Multiple Linear Regression with SKLearn

Introduction

Multiple Linear Regression Analysis is just like Simple Linear Regression but with one or more predictors. For example, high school GPA of a college student may be used to predict the students success in college. However, we know that there are other factors that can better predict students college success. Multiple linear regression allows us to make such predictions.

The general additive multiple regression model equation is described as followed:

y = Bo + B1x1 + B2x2 + ... + BnXn + error

Where the standard error is denoted as epsilon


Parameter Estimation

In multiple linear regression, parameter estimates are determined by the principle of least squares.

Sum of Squared Error: SSE += (y[i] - y_hat)**2 where y[i] is the observed value while y_hat is the predicted value.

Sum of Squared Regression: SSR += (y_hat - mean_y)**2 where y_hat is the predicted value and mean_y is the mean of the observations.

Sum of Squared Totals: SST += (y[i] - mean_y)**2 where y[i] is the observed value and the mean_y is the mean of the observed values.

Mean Squared Regression: MSR = SSR / k where k is the number of predictors

Mean Squared Error: MSE = SSE / (n - (k + 1)) where k is the number of predictors and n is the number of observations.

Coefficient of Determination: 1 - (sse / sst). The coefficient of determination describes how much of the data influences the line of best fit. A number that is close to 1 means that the points all lie close to the regression line.


Global F-Test

Before we proceed to interpret the model, we first have to perform the Global F-test; to help us verify that the output would indeed depend on at least one of the variables. The significance of the global f-test has the following hypothesis:

Ho : B1 = B2 = ... = Bk = 0
Ha : At least one of Bj != 0

Test Statistic or F-test: for a multiple linear regresion is as followed: F = MSR / MSE where the degrees of freedom is k and n - (k + 1). If the F value is larger than the significance level (usually 0.05 if not specified), we reject the null hypothesis; meaning that the response is dependent on at least one of the predictors. Therefor, we can proceed to interpret the multiple regresion model.


Categorical Interval

There can be instances in which one of the variables in a multiple linear regression model will be categorical. Ideally we would break up the n categories into n dummy variables. For example, suppose we are trying to predict the success of a college student based on GPA and major (Economics, Math, and Computer Science). GPA will be denoted as x1 and a student majoring in Economics, Math, and Computer Science will be denoted as x2, x3, and x4 respectively.

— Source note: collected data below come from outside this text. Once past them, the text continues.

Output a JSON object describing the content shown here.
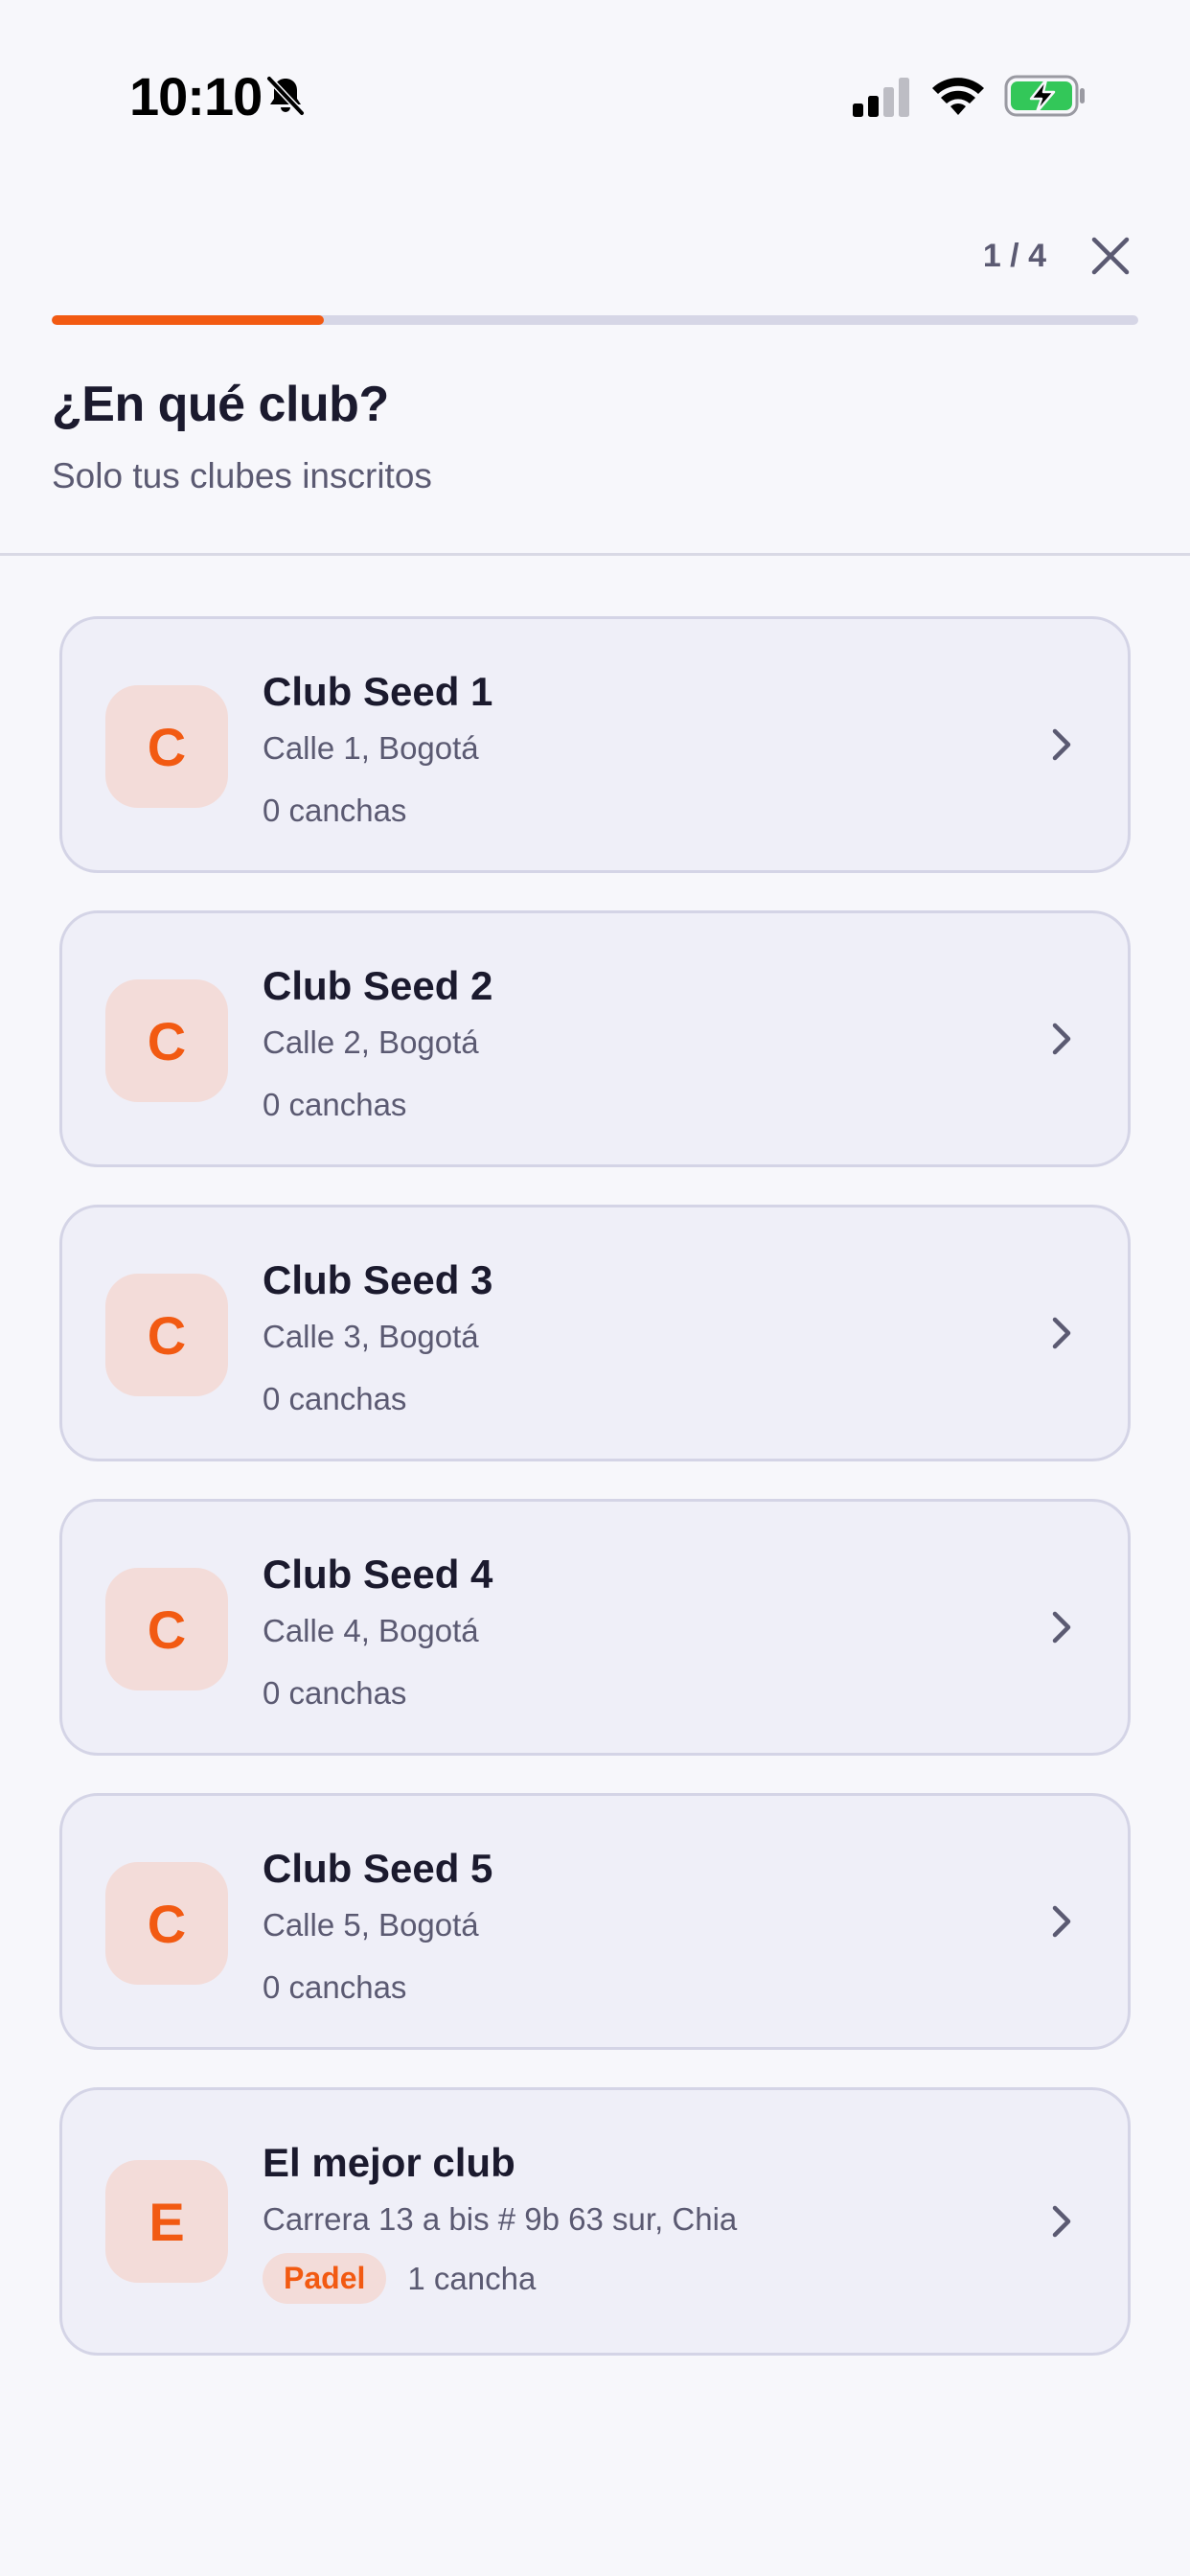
{
  "status_bar": {
    "time": "10:10",
    "icons": [
      "bell-muted-icon",
      "signal-icon",
      "wifi-icon",
      "battery-charging-icon"
    ]
  },
  "header": {
    "step_counter": "1 / 4",
    "close_icon": "close-icon",
    "progress": 0.25,
    "title": "¿En qué club?",
    "subtitle": "Solo tus clubes inscritos"
  },
  "colors": {
    "accent": "#f25a12",
    "avatar_bg": "#f3dcd9",
    "card_bg": "#efeff8",
    "card_border": "#d4d4e6",
    "muted_text": "#5b5a72"
  },
  "clubs": [
    {
      "initial": "C",
      "name": "Club Seed 1",
      "address": "Calle 1, Bogotá",
      "courts": "0 canchas"
    },
    {
      "initial": "C",
      "name": "Club Seed 2",
      "address": "Calle 2, Bogotá",
      "courts": "0 canchas"
    },
    {
      "initial": "C",
      "name": "Club Seed 3",
      "address": "Calle 3, Bogotá",
      "courts": "0 canchas"
    },
    {
      "initial": "C",
      "name": "Club Seed 4",
      "address": "Calle 4, Bogotá",
      "courts": "0 canchas"
    },
    {
      "initial": "C",
      "name": "Club Seed 5",
      "address": "Calle 5, Bogotá",
      "courts": "0 canchas"
    },
    {
      "initial": "E",
      "name": "El mejor club",
      "address": "Carrera 13 a bis # 9b 63 sur, Chia",
      "sport": "Padel",
      "courts": "1 cancha"
    }
  ]
}
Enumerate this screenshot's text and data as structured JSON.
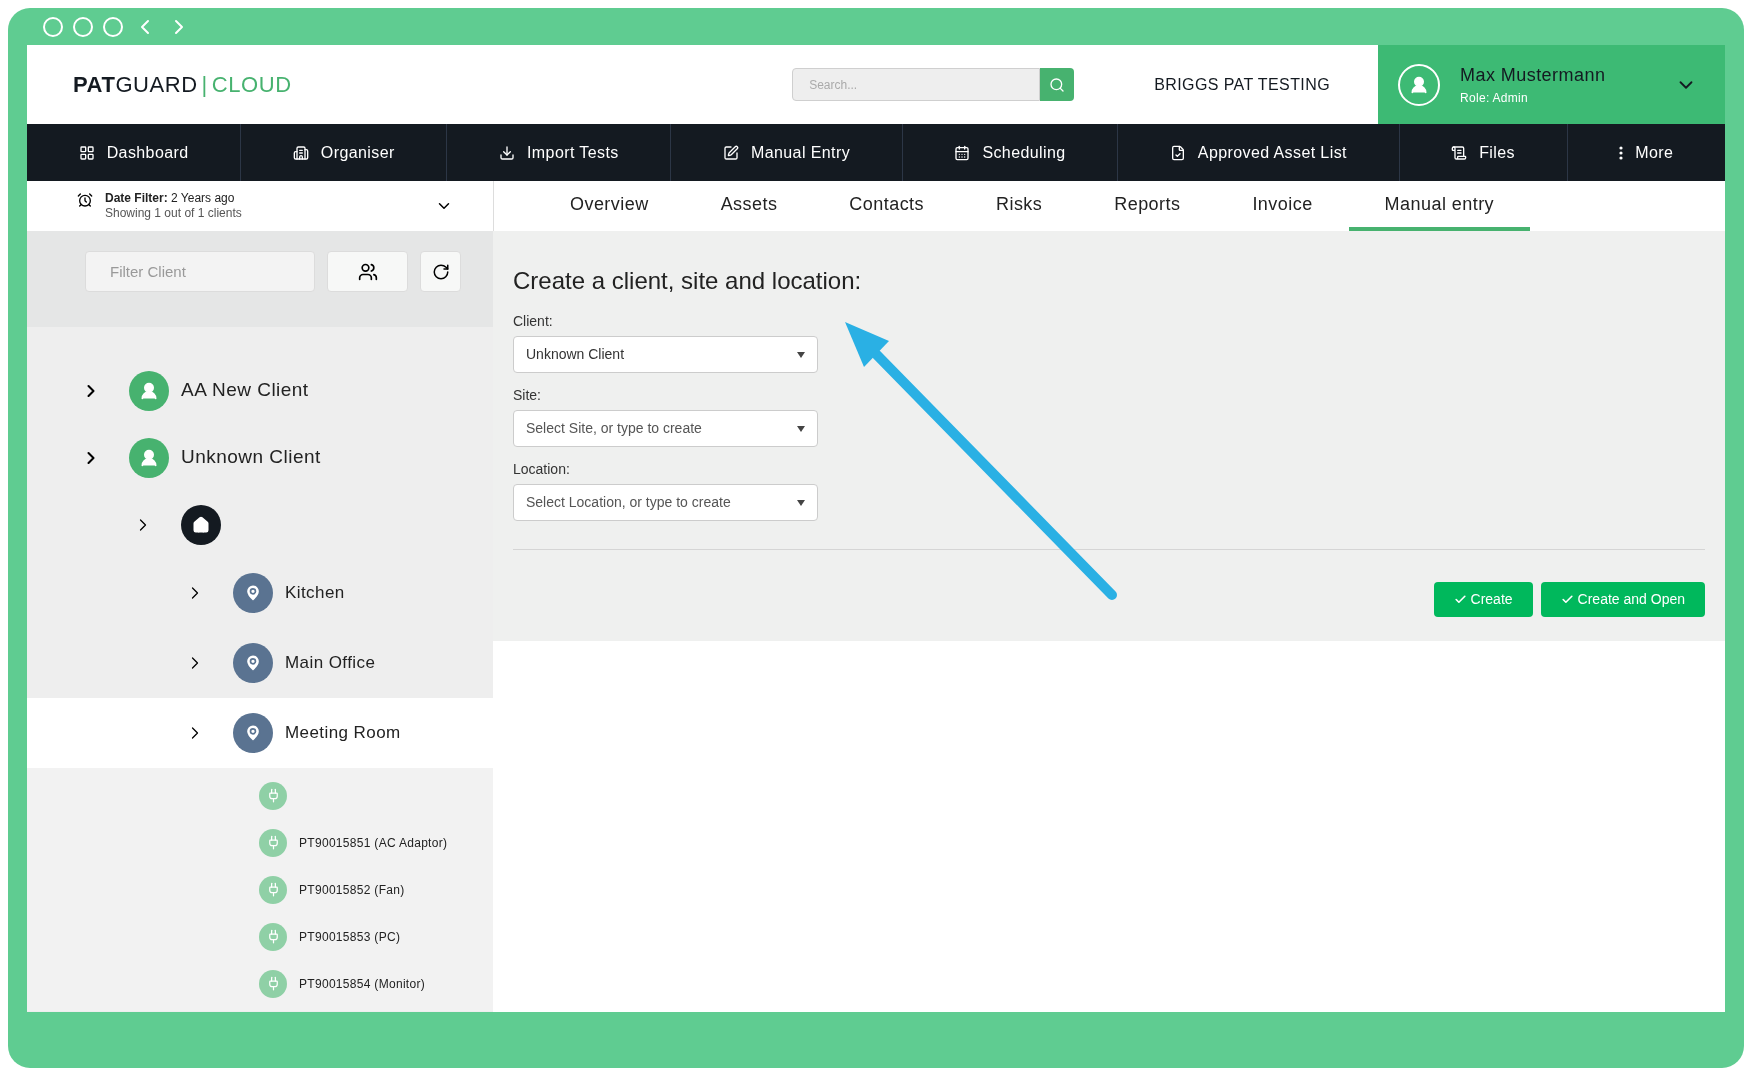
{
  "header": {
    "logo": {
      "name": "**PAT**GUARD",
      "separator": "|",
      "product": "CLOUD"
    },
    "search": {
      "placeholder": "Search..."
    },
    "company": "BRIGGS PAT TESTING",
    "user": {
      "name": "Max Mustermann",
      "role": "Role: Admin"
    }
  },
  "nav": [
    "Dashboard",
    "Organiser",
    "Import Tests",
    "Manual Entry",
    "Scheduling",
    "Approved Asset List",
    "Files",
    "More"
  ],
  "date_filter": {
    "label": "Date Filter:",
    "value": "2 Years ago",
    "summary": "Showing 1 out of 1 clients"
  },
  "tabs": [
    {
      "label": "Overview",
      "selected": false
    },
    {
      "label": "Assets",
      "selected": false
    },
    {
      "label": "Contacts",
      "selected": false
    },
    {
      "label": "Risks",
      "selected": false
    },
    {
      "label": "Reports",
      "selected": false
    },
    {
      "label": "Invoice",
      "selected": false
    },
    {
      "label": "Manual entry",
      "selected": true
    }
  ],
  "sidebar": {
    "filter": {
      "placeholder": "Filter Client"
    },
    "tree": [
      {
        "kind": "client",
        "label": "AA New Client",
        "selected": false
      },
      {
        "kind": "client",
        "label": "Unknown Client",
        "selected": false,
        "children": [
          {
            "kind": "site",
            "selected": false,
            "children": [
              {
                "kind": "location",
                "label": "Kitchen",
                "selected": false
              },
              {
                "kind": "location",
                "label": "Main Office",
                "selected": false
              },
              {
                "kind": "location",
                "label": "Meeting Room",
                "selected": true,
                "children": [
                  {
                    "kind": "asset",
                    "selected": false
                  },
                  {
                    "kind": "asset",
                    "label": "PT90015851 (AC Adaptor)",
                    "selected": false
                  },
                  {
                    "kind": "asset",
                    "label": "PT90015852 (Fan)",
                    "selected": false
                  },
                  {
                    "kind": "asset",
                    "label": "PT90015853 (PC)",
                    "selected": false
                  },
                  {
                    "kind": "asset",
                    "label": "PT90015854 (Monitor)",
                    "selected": false
                  }
                ]
              }
            ]
          }
        ]
      }
    ]
  },
  "form": {
    "title": "Create a client, site and location:",
    "fields": [
      {
        "label": "Client:",
        "value": "Unknown Client"
      },
      {
        "label": "Site:",
        "placeholder": "Select Site, or type to create"
      },
      {
        "label": "Location:",
        "placeholder": "Select Location, or type to create"
      }
    ],
    "buttons": [
      "Create",
      "Create and Open"
    ]
  }
}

x2 = 1 if major is economics 
x2 = 0 otherwise

x3 = 1 if major is math 
x3 = 0 otherwise 

x4 = 1 if major is computer science 
x4 = 0 otherwise

Our model would look something like this y = B0 + B1x1 + B2x2 + B3x3 + B4x4


SKLearn

SKLearn is a machine learning library for Python and R. It's known for its friendliness to beginners without the compromise for efficiency and accuracy.

Installation

Before we begin, make sure you have SKLearn installed in your machine. You can learn how to install SKLearn here

You will also need to install Python in your device. You can learn how to install Python here

Lastly, you'll need a good text editor or IDE. I personally use Jupyter Notebooks or Sublime Text 3; but you are free to use whatever works for you. If you want to tryout Jupyter notebooks, the installation guide is here or Sublime Text 3 is here


Problem

For a sample of n = 20 individuals, we have measurements of y = body fat, x1 = triceps skinfold thickness, x2 = thigh circumference, and x3 = midarm circumference.

Step 0)

First we import our python libraries

from sklearn.linear_model import LinearRegression   
import numpy as np

Step 1)

The data will be using is listed below. Feel free to copy the data or download the textfile here. Each row in X is an independent observation (predictors) ordered by [triceps skinfold thickness, thigh circumference, midarm circumference] and y is our body fat (response).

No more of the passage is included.